Fight for a BETTER scheme for the regeneration of Notting Hill Gate – OBJECT to the proposed Newcombe Tower!
1. The proposed 72m 18-storey Tower on Notting Hill Gate will be 50% taller than the existing Newcombe House of 47m. It will dwarf the whole neighbourhood, especially Hillgate Village’s small-scale houses (3 storeys, 9m), affecting views in west London and the skyline for many decades, for residents, visitors and future generations. The height and design of the proposed tower would have a significant negative impact on the surrounding Conservation Areas. The revised July 2018 application actually increases heights of some other buildings and the massing of the proposed development.
2. The developers’ plan is for 37 “high quality residential accommodation” units with an average “achievable” price of almost £4.5 million, including at the top of the Tower two duplex flats with 360-degree views, one with a “winter garden and terrace”, and prices of £14-15 million each (the “cheapest” flat is just under £1M). They are likely to appeal to non-resident buyers as “buy-to-leave” investments and remain empty, winning few new customers for our local shops, pubs and restaurants, and adding little our local community and its social fabric.
3. The proposed on-site affordable housing (9 flats) falls far below the Mayor of London’s threshold of 35%, which he wants to raise to 50% in the long-term.
4. It is acknowledged that some community benefits are proposed, but these are insufficient to outweigh the harm likely to be caused to the area and community by a much taller tower:
Step free access at Notting Hill Gate tube station will be provided to one platform out of four (the anticlockwise, Circle line platform only). Northbound travellers wanting to use step-free access on the Circle Line to exit at NHG will have to pass the station and reverse their journey at Edgware Road.

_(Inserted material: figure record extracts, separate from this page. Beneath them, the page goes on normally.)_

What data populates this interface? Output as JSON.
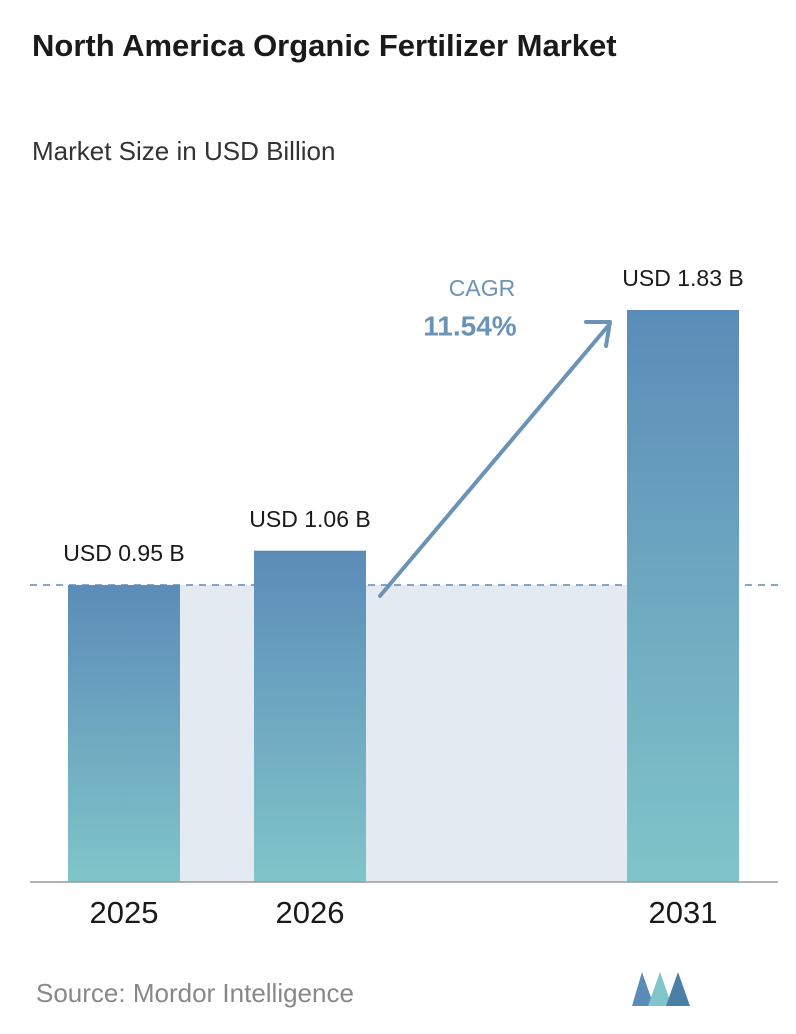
{
  "chart_data": {
    "type": "bar",
    "title": "North America Organic Fertilizer Market",
    "subtitle": "Market Size in USD Billion",
    "categories": [
      "2025",
      "2026",
      "2031"
    ],
    "values": [
      0.95,
      1.06,
      1.83
    ],
    "value_labels": [
      "USD 0.95 B",
      "USD 1.06 B",
      "USD 1.83 B"
    ],
    "colors": [
      "#5b8cb8",
      "#80c5c9"
    ],
    "annotations": {
      "cagr_label": "CAGR",
      "cagr_value": "11.54%"
    },
    "source": "Source:  Mordor Intelligence"
  }
}
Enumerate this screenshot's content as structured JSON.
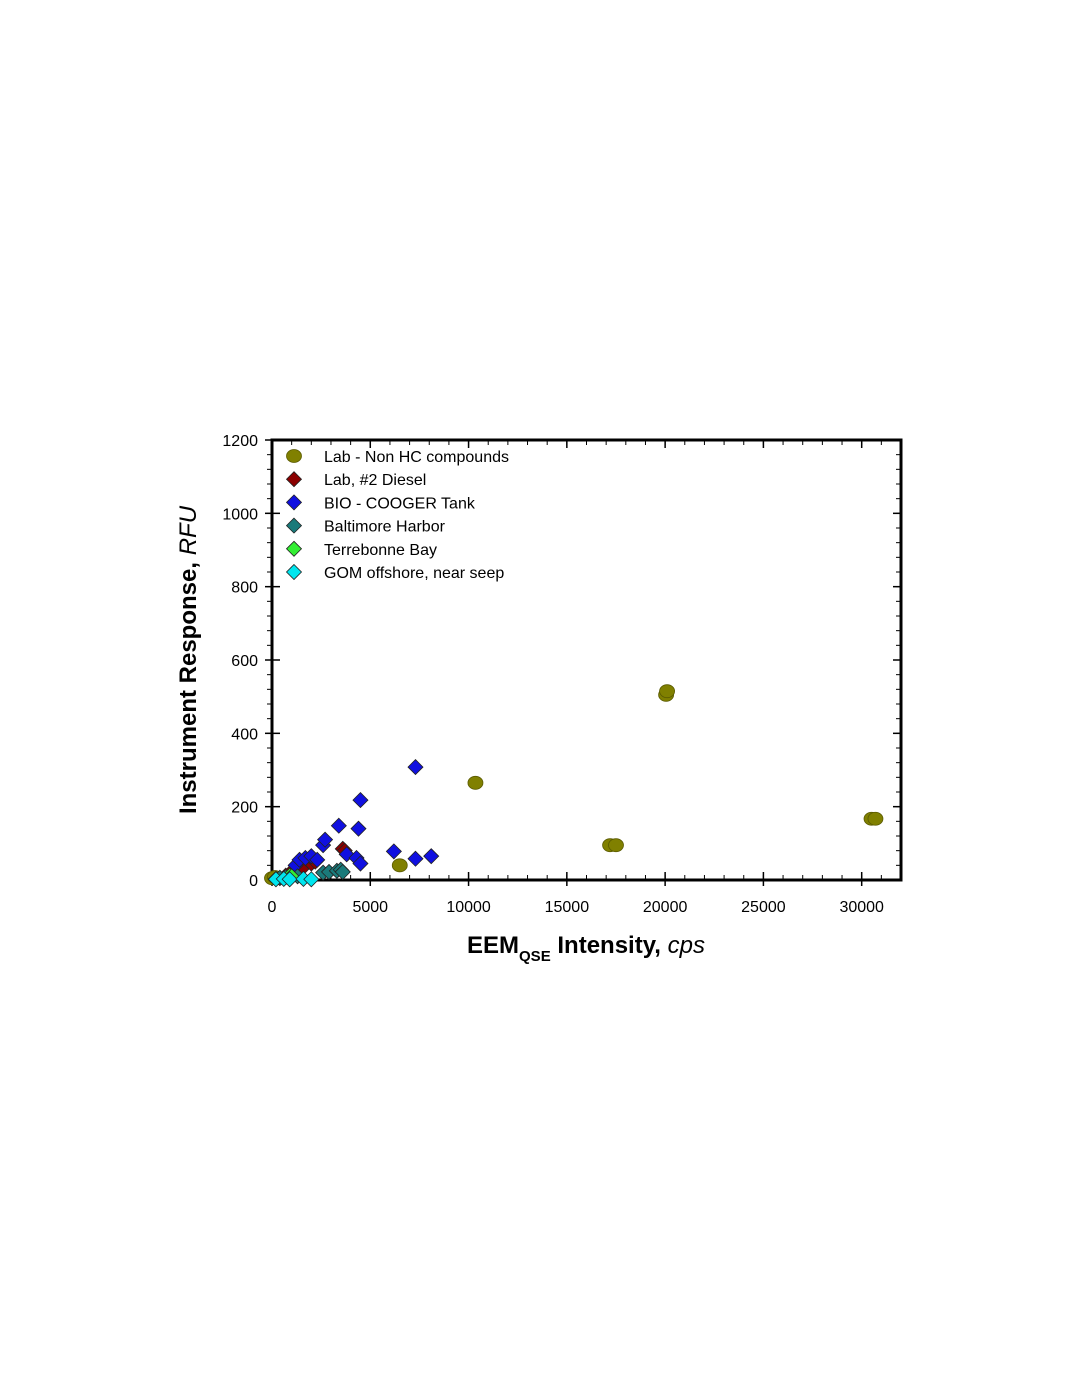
{
  "chart_data": {
    "type": "scatter",
    "x_axis": {
      "label_main": "EEM",
      "label_subscript": "QSE",
      "label_rest": " Intensity",
      "label_unit": "cps",
      "range": [
        0,
        32000
      ],
      "ticks": [
        0,
        5000,
        10000,
        15000,
        20000,
        25000,
        30000
      ],
      "minor_step": 1000
    },
    "y_axis": {
      "label_main": "Instrument Response",
      "label_unit": "RFU",
      "range": [
        0,
        1200
      ],
      "ticks": [
        0,
        200,
        400,
        600,
        800,
        1000,
        1200
      ],
      "minor_step": 40
    },
    "grid": false,
    "legend_position": "top-left",
    "series": [
      {
        "name": "Lab - Non HC compounds",
        "marker": "circle",
        "color": "#808000",
        "points": [
          [
            0,
            5
          ],
          [
            150,
            8
          ],
          [
            6500,
            40
          ],
          [
            10350,
            265
          ],
          [
            17200,
            95
          ],
          [
            17500,
            95
          ],
          [
            20050,
            505
          ],
          [
            20100,
            515
          ],
          [
            30500,
            167
          ],
          [
            30700,
            167
          ]
        ]
      },
      {
        "name": "Lab, #2 Diesel",
        "marker": "diamond",
        "color": "#8b0000",
        "points": [
          [
            400,
            5
          ],
          [
            700,
            12
          ],
          [
            900,
            18
          ],
          [
            1100,
            15
          ],
          [
            1500,
            30
          ],
          [
            2000,
            45
          ],
          [
            2200,
            50
          ],
          [
            3600,
            85
          ],
          [
            3700,
            80
          ]
        ]
      },
      {
        "name": "BIO - COOGER Tank",
        "marker": "diamond",
        "color": "#1010e0",
        "points": [
          [
            1200,
            40
          ],
          [
            1400,
            55
          ],
          [
            1700,
            60
          ],
          [
            2000,
            65
          ],
          [
            2300,
            55
          ],
          [
            2600,
            95
          ],
          [
            2700,
            110
          ],
          [
            3400,
            148
          ],
          [
            3800,
            70
          ],
          [
            4300,
            60
          ],
          [
            4400,
            140
          ],
          [
            4500,
            218
          ],
          [
            4500,
            45
          ],
          [
            6200,
            78
          ],
          [
            7300,
            308
          ],
          [
            7300,
            58
          ],
          [
            8100,
            65
          ]
        ]
      },
      {
        "name": "Baltimore Harbor",
        "marker": "diamond",
        "color": "#1a7a7a",
        "points": [
          [
            200,
            3
          ],
          [
            400,
            6
          ],
          [
            700,
            8
          ],
          [
            1300,
            10
          ],
          [
            2600,
            20
          ],
          [
            2900,
            22
          ],
          [
            3300,
            25
          ],
          [
            3500,
            28
          ],
          [
            3600,
            22
          ]
        ]
      },
      {
        "name": "Terrebonne Bay",
        "marker": "diamond",
        "color": "#33ee33",
        "points": [
          [
            900,
            12
          ],
          [
            1000,
            10
          ]
        ]
      },
      {
        "name": "GOM offshore, near seep",
        "marker": "diamond",
        "color": "#00e5ee",
        "points": [
          [
            200,
            2
          ],
          [
            600,
            3
          ],
          [
            900,
            2
          ],
          [
            1600,
            3
          ],
          [
            2000,
            2
          ]
        ]
      }
    ]
  }
}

No additional patient capacity is likely to be created by two existing surgeries north of the Gate moving to the one proposed in the application. Relocating to a single surgery at Notting Hill Gate will increase journey times for many patients of the existing surgeries. The existing surgeries are not under threat of closure.
The Farmers' Market will have to move for the duration of the building works. Will there be any Farmers' Market to return in the future?
5. The building works, demolishing all buildings on Kensington Church Street from Waterstones to Kensington Place, excavating a two-storey basement on the Farmers’ Market location, building the Tower and five large additional buildings, will last at least three and half years according to the developers’ own calculations.
6. The works will significantly affect local traffic, parking, noise and air pollution. The developers’ own estimates indicate 20 lorries per day on average, or 3 lorries per hour, over the development period. You can guess how this would affect the neighbourhood with its small, narrow streets, nursery and primary schools.
7. In the current economic climate, some large building projects appear to be experiencing problems and many local shops are vacant. What guarantee is there that this major application will actually deliver any promised community benefits if the project is under financial strain?
8. Proposed works at the Newcombe House site will surround the Bethesda Chapel, the oldest building in the area. The congregation say the Chapel has already been damaged by works in the area and is very concerned by the proposals.
9. Kensington & Chelsea’s own Architectural Review Panel judged the tower’s architecture “neither elegant nor accomplished” enough for such a tall building in such a prominent position. The option of renovating and refurbishing the site should be considered. Most of Notting Hill Gate’s 1960s buildings are being refurbished with a modest increase in height, so clearly it is possible to make an economic case to do this.
10. Letting one developer build an excessively tall tower will create a precedent, opening the floodgates for other towers on Notting Hill Gate and elsewhere in west London.
11. The site does need rejuvenating but in a much more imaginative, mixed-use way for the benefit of the whole community.